The catalysis laboratory (EB 244) is a 1200 sq. ft laboratory designated for heterogeneous catalysis that has been developed over the last 12 years. This laboratory has been equipped using contracts and grants funding from NSF, DOE, ARI, Lockheed Martin and UAH. It has facilities for the study of direct coal liquefaction, biological analysis and heterogeneous gas phase reactions over bulk or supported metal catalysts. Some equipment includes: a fully instrumented 1 liter Autoclave Engineers mixed reactor with magnetic drive; fluidized sand bath with plunge micro-reactors; tubular reactors in controlled furnaces; an HP 5890 gas chromatograph complete with FID and TCD detectors; associated capillary and packed columns, and auto sampling; rotary evaporator; solvent extractors; and ultra filtration. EB 252 contains a reduction furnace, high vacuum faculties, and wet lab facilities that support catalysis design.

Electrochemical Energy Diagnostics & Design Laboratory (EB 149, 149a)

This laboratory is for research and education on diagnostics and design of advanced electrochemical energy systems (batteries and fuel cells) for electric vehicle, smart electronics, aerospace and renewable energy storage applications. Main facilities include ARBIN 32-channel battery tester, MTI hydraulic driven battery crushing & nail penetration tester, HIOKI battery internal resistance tester, Tenney Environmental chambers, MBRAUN glovebox, BRANSON ultrasonic welding machine, MTI vacuum battery sealing machine, LABCONCO fume hood, Thermo Scientific bath circulators, and Keysight data acquisition.

Molecular and Cellular Immunoengineering Laboratory (EB 238, 145)

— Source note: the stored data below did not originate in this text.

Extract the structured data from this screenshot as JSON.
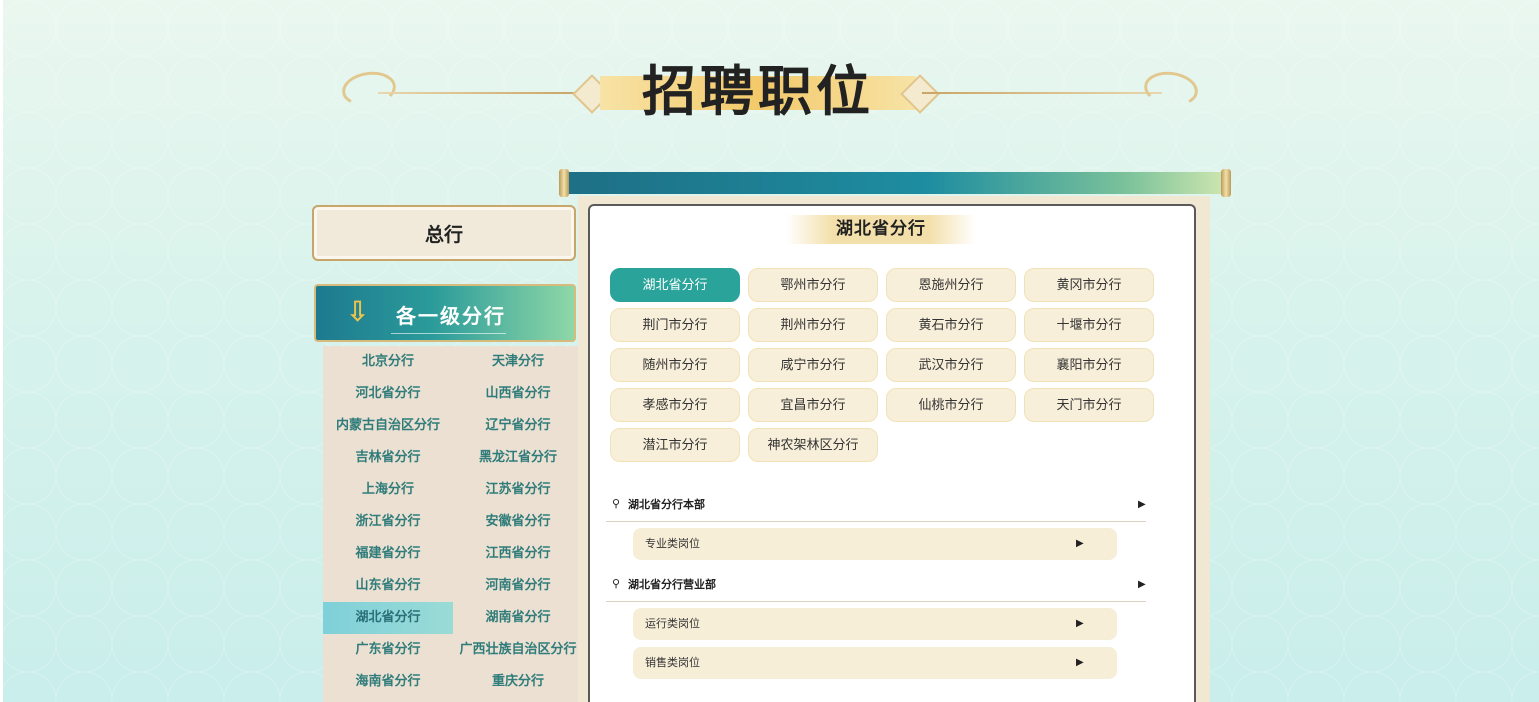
{
  "page_title": "招聘职位",
  "headquarters_label": "总行",
  "branch_header_label": "各一级分行",
  "branches": [
    [
      "北京分行",
      "天津分行"
    ],
    [
      "河北省分行",
      "山西省分行"
    ],
    [
      "内蒙古自治区分行",
      "辽宁省分行"
    ],
    [
      "吉林省分行",
      "黑龙江省分行"
    ],
    [
      "上海分行",
      "江苏省分行"
    ],
    [
      "浙江省分行",
      "安徽省分行"
    ],
    [
      "福建省分行",
      "江西省分行"
    ],
    [
      "山东省分行",
      "河南省分行"
    ],
    [
      "湖北省分行",
      "湖南省分行"
    ],
    [
      "广东省分行",
      "广西壮族自治区分行"
    ],
    [
      "海南省分行",
      "重庆分行"
    ]
  ],
  "active_branch": "湖北省分行",
  "panel_title": "湖北省分行",
  "cities": [
    "湖北省分行",
    "鄂州市分行",
    "恩施州分行",
    "黄冈市分行",
    "荆门市分行",
    "荆州市分行",
    "黄石市分行",
    "十堰市分行",
    "随州市分行",
    "咸宁市分行",
    "武汉市分行",
    "襄阳市分行",
    "孝感市分行",
    "宜昌市分行",
    "仙桃市分行",
    "天门市分行",
    "潜江市分行",
    "神农架林区分行"
  ],
  "active_city": "湖北省分行",
  "departments": [
    {
      "name": "湖北省分行本部",
      "jobs": [
        "专业类岗位"
      ]
    },
    {
      "name": "湖北省分行营业部",
      "jobs": [
        "运行类岗位",
        "销售类岗位"
      ]
    }
  ],
  "icons": {
    "pin": "location-pin-icon",
    "caret": "caret-right-icon",
    "arrow": "down-arrow-icon"
  },
  "colors": {
    "accent_teal": "#2aa49b",
    "branch_text": "#2f7c7a",
    "button_fill": "#f8efda",
    "gold": "#f3c96a"
  }
}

This laboratory space is designed for interdisciplinary research activities spanning from synthesis, processing, and characterization of biomaterials to basic biochemistry, molecular biology, and cell biology experiments. Various projects performed in the laboratory aim to develop novel biomaterial platforms for cellular and molecular immunotherapies of cancers and other diseases. The list of equipment in the lab includes a multi-color fluorescent microscope system (the EVOS FL Auto, Invitrogen), a rotary evaporator (Buchi), a lyophilizer (Freezone, Labconco), NanoDrop UV-Vis spectrophotometer, an electrohydrodynamic jetting setup, a Class A2 biosafety cabinet (NuAire), CO2 incubator (ThermoFisher Heracell), a benchtop flow cytometer (BD Accuri C6), an RT-PCR machine (QuantStudio 3, Applied Biosystems), a rheometer (Mars 60, Haake), and a convection oven.  For more information: http://rohlab.uah.edu 

Cellular Bioengineering and Tissue Engineering Laboratory

The ability to manipulate the strength and specificity of protein-binding or cell-substrate events provides tremendous leverage for the development of novel biological products and processes at a molecular level. We are motivated by the desire to solve problems in biology and medicine, and the challenge to develop models and systems based on scientific and engineering principles as applied to biological systems. My broad interests include the areas of bioseparations, biomaterials and functional tissue engineering. Current research efforts are focused on developing clinically translatable cartilage-repair therapies using ultrasound. We are also working to develop an organotypic model for oral cancer. The laboratory has access to equipment that includes: CO2 incubators, custom-built ultrasound-assisted bioreactor, biosafety cabinets, Nanodrop, Electroforce 5500, light microscopes, centrifuges, cell counter, freezers, autoclave and other equipment for cellular research.